Was mir besonders gut gefallen hat, sind die zwei Zeitebenen, denn die Vergangenheit lässt in der Gegenwart so manches verständlicher erscheinen. Evelyn stammt aus dem Osten und ist nach Baden-Württemberg gezogen und lernt hier Karl, den Bruder ihrer Freundin Betti kennen. Genauso wie Evelyn studiert er Medizin, doch als Tochter Silvia geboren wird, bleibt Evelyn zu Hause. Doch die Hausfrau und Mutterrolle fällt ihr schwer und die kleine Silvia kann es ihr nie rechtmachen und leider zeigt sie ihr das auch. Kein Wunder also, dass Silvia gleich die erste Gelegenheit ausnutzt, um fortzulaufen und den Kontakt über viele Jahre weitestgehend abzubrechen.
Doch auch wenn Evelyn auf den ersten Blick kalt und hartherzig wirkt, steckt auch hinter ihrer Geschichte mehr. Beide Frauen müssen lernen, aufeinander zuzugehen, sich gegenseitig Fehler einzugestehen und ein Gespräch zu suchen. Natürlich gestaltet sich das nicht immer als leicht und es dauert eine ganze Weile, bis sie sich annähern, aber die Autorin bringt all das so gut rüber, dass man wirklich die Handlungen ihrer Charaktere nachempfinden kann.
Die Geschichte lebt allerdings nicht nur von den Protagonistinnen, sondern auch von den Nebencharakteren, die ebenfalls nötigen Raum erhalten und klar vorstellbar werden.
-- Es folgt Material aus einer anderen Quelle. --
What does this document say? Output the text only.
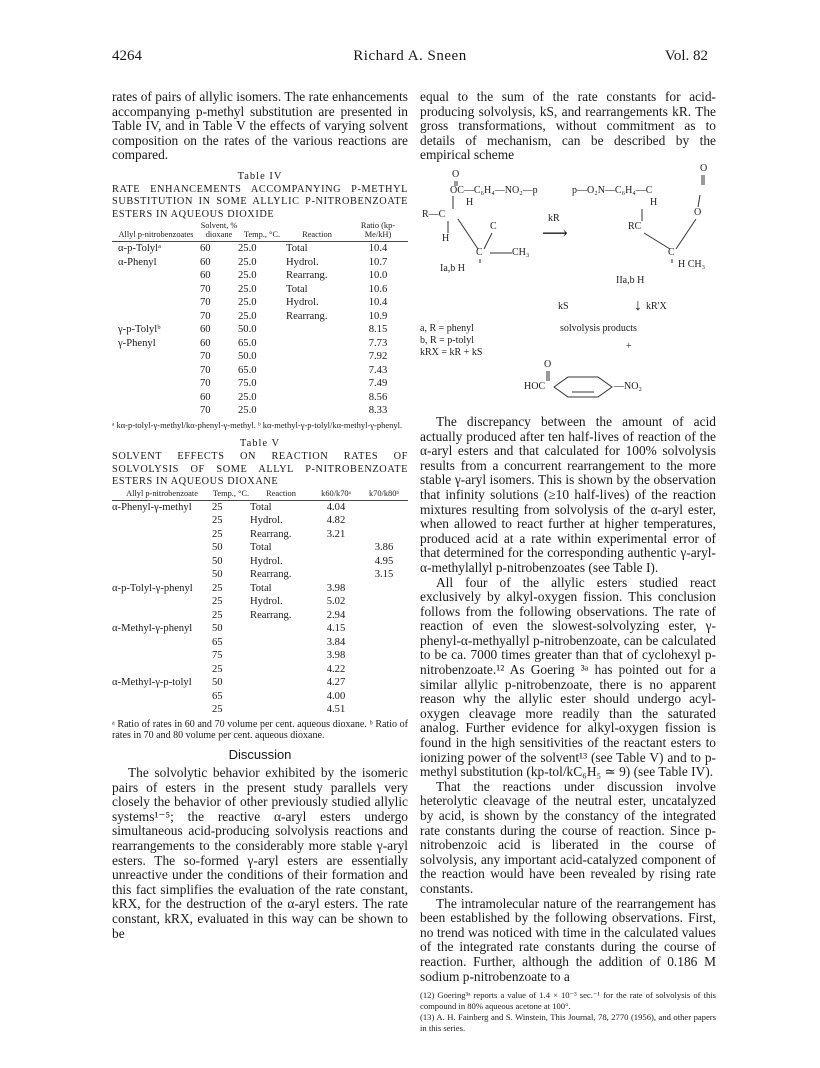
4264	Richard A. Sneen	Vol. 82

rates of pairs of allylic isomers. The rate enhancements accompanying p-methyl substitution are presented in Table IV, and in Table V the effects of varying solvent composition on the rates of the various reactions are compared.

Table IV

RATE ENHANCEMENTS ACCOMPANYING P-METHYL SUBSTITUTION IN SOME ALLYLIC P-NITROBENZOATE ESTERS IN AQUEOUS DIOXIDE

Allyl p-nitrobenzoates	Solvent, % dioxane	Temp., °C.	Reaction	Ratio (kp-Me/kH)
α-p-Tolylᵃ	60	25.0	Total	10.4
α-Phenyl	60	25.0	Hydrol.	10.7
	60	25.0	Rearrang.	10.0
	70	25.0	Total	10.6
	70	25.0	Hydrol.	10.4
	70	25.0	Rearrang.	10.9
γ-p-Tolylᵇ	60	50.0		8.15
γ-Phenyl	60	65.0		7.73
	70	50.0		7.92
	70	65.0		7.43
	70	75.0		7.49
	60	25.0		8.56
	70	25.0		8.33

ᵃ kα-p-tolyl-γ-methyl/kα-phenyl-γ-methyl. ᵇ kα-methyl-γ-p-tolyl/kα-methyl-γ-phenyl.

Table V

SOLVENT EFFECTS ON REACTION RATES OF SOLVOLYSIS OF SOME ALLYL P-NITROBENZOATE ESTERS IN AQUEOUS DIOXANE

Allyl p-nitrobenzoate	Temp., °C.	Reaction	k60/k70ᵃ	k70/k80ᵇ
α-Phenyl-γ-methyl	25	Total	4.04	
	25	Hydrol.	4.82	
	25	Rearrang.	3.21	
	50	Total		3.86
	50	Hydrol.		4.95
	50	Rearrang.		3.15
α-p-Tolyl-γ-phenyl	25	Total	3.98	
	25	Hydrol.	5.02	
	25	Rearrang.	2.94	
α-Methyl-γ-phenyl	50		4.15	
	65		3.84	
	75		3.98	
	25		4.22	
α-Methyl-γ-p-tolyl	50		4.27	
	65		4.00	
	25		4.51	

ᵃ Ratio of rates in 60 and 70 volume per cent. aqueous dioxane. ᵇ Ratio of rates in 70 and 80 volume per cent. aqueous dioxane.

Discussion

The solvolytic behavior exhibited by the isomeric pairs of esters in the present study parallels very closely the behavior of other previously studied allylic systems¹⁻⁵; the reactive α-aryl esters undergo simultaneous acid-producing solvolysis reactions and rearrangements to the considerably more stable γ-aryl esters. The so-formed γ-aryl esters are essentially unreactive under the conditions of their formation and this fact simplifies the evaluation of the rate constant, kRX, for the destruction of the α-aryl esters. The rate constant, kRX, evaluated in this way can be shown to be

equal to the sum of the rate constants for acid-producing solvolysis, kS, and rearrangements kR. The gross transformations, without commitment as to details of mechanism, can be described by the empirical scheme

O
OC—C₆H₄—NO₂—p
H
R—C
C
H
C	CH₃
Ia,b H
kR
⟶
O
p—O₂N—C₆H₄—C
H
O
RC
C
H CH₃
IIa,b H
kS	↓ kR'X
a, R = phenyl
b, R = p-tolyl
kRX = kR + kS
solvolysis products
+
O
HOC	—NO₂

The discrepancy between the amount of acid actually produced after ten half-lives of reaction of the α-aryl esters and that calculated for 100% solvolysis results from a concurrent rearrangement to the more stable γ-aryl isomers. This is shown by the observation that infinity solutions (≥10 half-lives) of the reaction mixtures resulting from solvolysis of the α-aryl ester, when allowed to react further at higher temperatures, produced acid at a rate within experimental error of that determined for the corresponding authentic γ-aryl-α-methylallyl p-nitrobenzoates (see Table I).

All four of the allylic esters studied react exclusively by alkyl-oxygen fission. This conclusion follows from the following observations. The rate of reaction of even the slowest-solvolyzing ester, γ-phenyl-α-methyallyl p-nitrobenzoate, can be calculated to be ca. 7000 times greater than that of cyclohexyl p-nitrobenzoate.¹² As Goering ³ᵃ has pointed out for a similar allylic p-nitrobenzoate, there is no apparent reason why the allylic ester should undergo acyl-oxygen cleavage more readily than the saturated analog. Further evidence for alkyl-oxygen fission is found in the high sensitivities of the reactant esters to ionizing power of the solvent¹³ (see Table V) and to p-methyl substitution (kp-tol/kC₆H₅ ≃ 9) (see Table IV).

That the reactions under discussion involve heterolytic cleavage of the neutral ester, uncatalyzed by acid, is shown by the constancy of the integrated rate constants during the course of reaction. Since p-nitrobenzoic acid is liberated in the course of solvolysis, any important acid-catalyzed component of the reaction would have been revealed by rising rate constants.

The intramolecular nature of the rearrangement has been established by the following observations. First, no trend was noticed with time in the calculated values of the integrated rate constants during the course of reaction. Further, although the addition of 0.186 M sodium p-nitrobenzoate to a

(12) Goering³ᵃ reports a value of 1.4 × 10⁻³ sec.⁻¹ for the rate of solvolysis of this compound in 80% aqueous acetone at 100°.
(13) A. H. Fainberg and S. Winstein, This Journal, 78, 2770 (1956), and other papers in this series.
So hat man das Gefühl, Nachbarssohn Rüdiger mit seinem Walkman in der Werkstatt zu beobachten oder Monika im roten Minikleid auf der Tanzfläche stehen zu sehen. Man hat hier durchaus das Gefühl, dass man den kleinen Ort Ildingen mit all seinen Bewohnern direkt vor sich sieht. Spannend ist hier auch, die Darstellung rund um das Gerede im Ort, dem einen ist es egal, der andere versucht alles, um nach außen perfekt zu wirken. Ganz genau so ist es halt auch einfach im wahren Leben.
Was mir übrigens richtig gut gefallen hat, war nicht nur die Atmosphäre des Ortes, sondern auch die kleinen Anmerkungen der Autorin bezüglich Fernsehsendungen oder Musik aus der Zeit. Dadurch wurde das Geschehen einfach nochmal lebendiger.
Mein Fazit: bei diesem Buch ist der Titel einfach Programm, denn Alena Schröder gelingt es unheimlich gut, ihre Charaktere ins rechte Licht zu setzen. Man spürt die Probleme der einzelnen und kann sie einfach nachvollziehen. Sie trifft nicht nur den Zeitgeist der Geschichte, sondern schafft auch eine besondere Atmosphäre. Ein toller Familienroman, der absolut lesenswert ist.